Y mi existencia tiene detalles fascinantes, como lo mucho que me he dedicado a estudiar la vida en esta ciudad. Resulta sorprendente cuánto he aprendido en mis recorridos diarios. Voy con los ojos abiertos y los oídos atentos y capto toda clase de informaciones. Desde que me dieron de alta del hospital, después de que pasaran en él todas las cosas que iban a pasar, me valgo de lo que aprendo, es decir, soy observador. Gracias a mis recorridos diarios he llegado a saber quién tiene una aventura escabrosa con qué vecino, qué marido se va de casa, quién bebe demasiado, quién pega a sus hijos. Sé qué negocios tienen dificultades y quién ha heredado dinero de sus padres o quién lo ha ganado con un billete de lotería agraciado. Descubro qué adolescente anhela una beca de fútbol americano o de baloncesto para ir a la universidad, y qué adolescente irá unos meses a visitar a alguna tía lejana para afrontar un embarazo indeseado. He llegado a saber qué policías te dan un respiro y cuáles son rápidos con la porra o las multas, según el caso. Y también hay todo tipo de observaciones menores que tienen que ver con quién soy y en quién me he convertido, como por ejemplo, la peluquera que al final del día me hace señas para que entre a cortarme el pelo -para estar más presentable durante mis recorridos diarios- y después me da cinco dólares de las propinas de la jornada, o el encargado del McDonald's local, que, cuando me ve pasar, me da una bolsa de hamburguesas y patatas fritas, y que sabe que me gustan los batidos de vainilla y no los de chocolate. Estar loco y caminar por la calle es la forma más clara de ver la naturaleza humana; puedes observar cómo la ciudad fluye, como hago con el agua en la escalera para peces.

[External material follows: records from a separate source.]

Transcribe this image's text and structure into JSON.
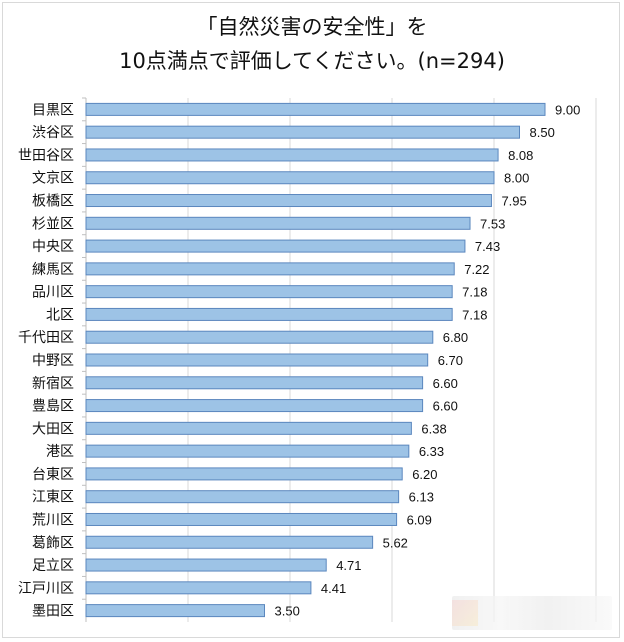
{
  "chart_data": {
    "type": "bar",
    "orientation": "horizontal",
    "title_line1": "「自然災害の安全性」を",
    "title_line2": "10点満点で評価してください。(n=294)",
    "categories": [
      "目黒区",
      "渋谷区",
      "世田谷区",
      "文京区",
      "板橋区",
      "杉並区",
      "中央区",
      "練馬区",
      "品川区",
      "北区",
      "千代田区",
      "中野区",
      "新宿区",
      "豊島区",
      "大田区",
      "港区",
      "台東区",
      "江東区",
      "荒川区",
      "葛飾区",
      "足立区",
      "江戸川区",
      "墨田区"
    ],
    "values": [
      9.0,
      8.5,
      8.08,
      8.0,
      7.95,
      7.53,
      7.43,
      7.22,
      7.18,
      7.18,
      6.8,
      6.7,
      6.6,
      6.6,
      6.38,
      6.33,
      6.2,
      6.13,
      6.09,
      5.62,
      4.71,
      4.41,
      3.5
    ],
    "value_labels": [
      "9.00",
      "8.50",
      "8.08",
      "8.00",
      "7.95",
      "7.53",
      "7.43",
      "7.22",
      "7.18",
      "7.18",
      "6.80",
      "6.70",
      "6.60",
      "6.60",
      "6.38",
      "6.33",
      "6.20",
      "6.13",
      "6.09",
      "5.62",
      "4.71",
      "4.41",
      "3.50"
    ],
    "xlim": [
      0,
      10
    ],
    "grid": true,
    "legend": "none",
    "bar_color": "#9dc3e6",
    "bar_edge_color": "#5b87be",
    "gridline_color": "#d9d9d9"
  }
}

Y no es que sea un inútil. Una vez vi abierta una puerta de una fábrica a una hora impropia y busqué a un policía, que se llevó todo el mérito por el robo que impidió. Pero la policía me entregó un certificado cuando anoté la matrícula de un conductor que tras atropellar a un ciclista se dio a la fuga una tarde de primavera. En otra ocasión actualicé eso de entre-ellos-se-conocen, cuando al cruzar un parque lleno de niños que jugaban me fijé en un hombre que me dio mala espina. Tiempo atrás, mis voces lo habrían observado y me habrían alertado, pero esta vez me encargué yo solo de mencionárselo a la joven maestra de preescolar que estaba leyendo una revista sentada en un banco a diez metros del cajón de arena y de los columpios sin prestar atención a los pequeños. Resultó que el hombre había salido de la cárcel hacía poco y era un delincuente sexual habitual.

Esa vez no me dieron ningún certificado, pero la maestra hizo que los niños me regalaran un dibujo de ellos mismos jugando y con la palabra «gracias» escrita con esa letra extraordinariamente alocada que tienen los niños antes de que los carguemos de razones y opiniones. Me llevé el dibujo a casa y lo colgué de la pared, sobre la cabecera de la cama, donde aún sigue. Mi vida es gris, y el dibujo me recuerda los colores que podría haber tenido si no hubiera seguido el camino que me condujo hasta aquí.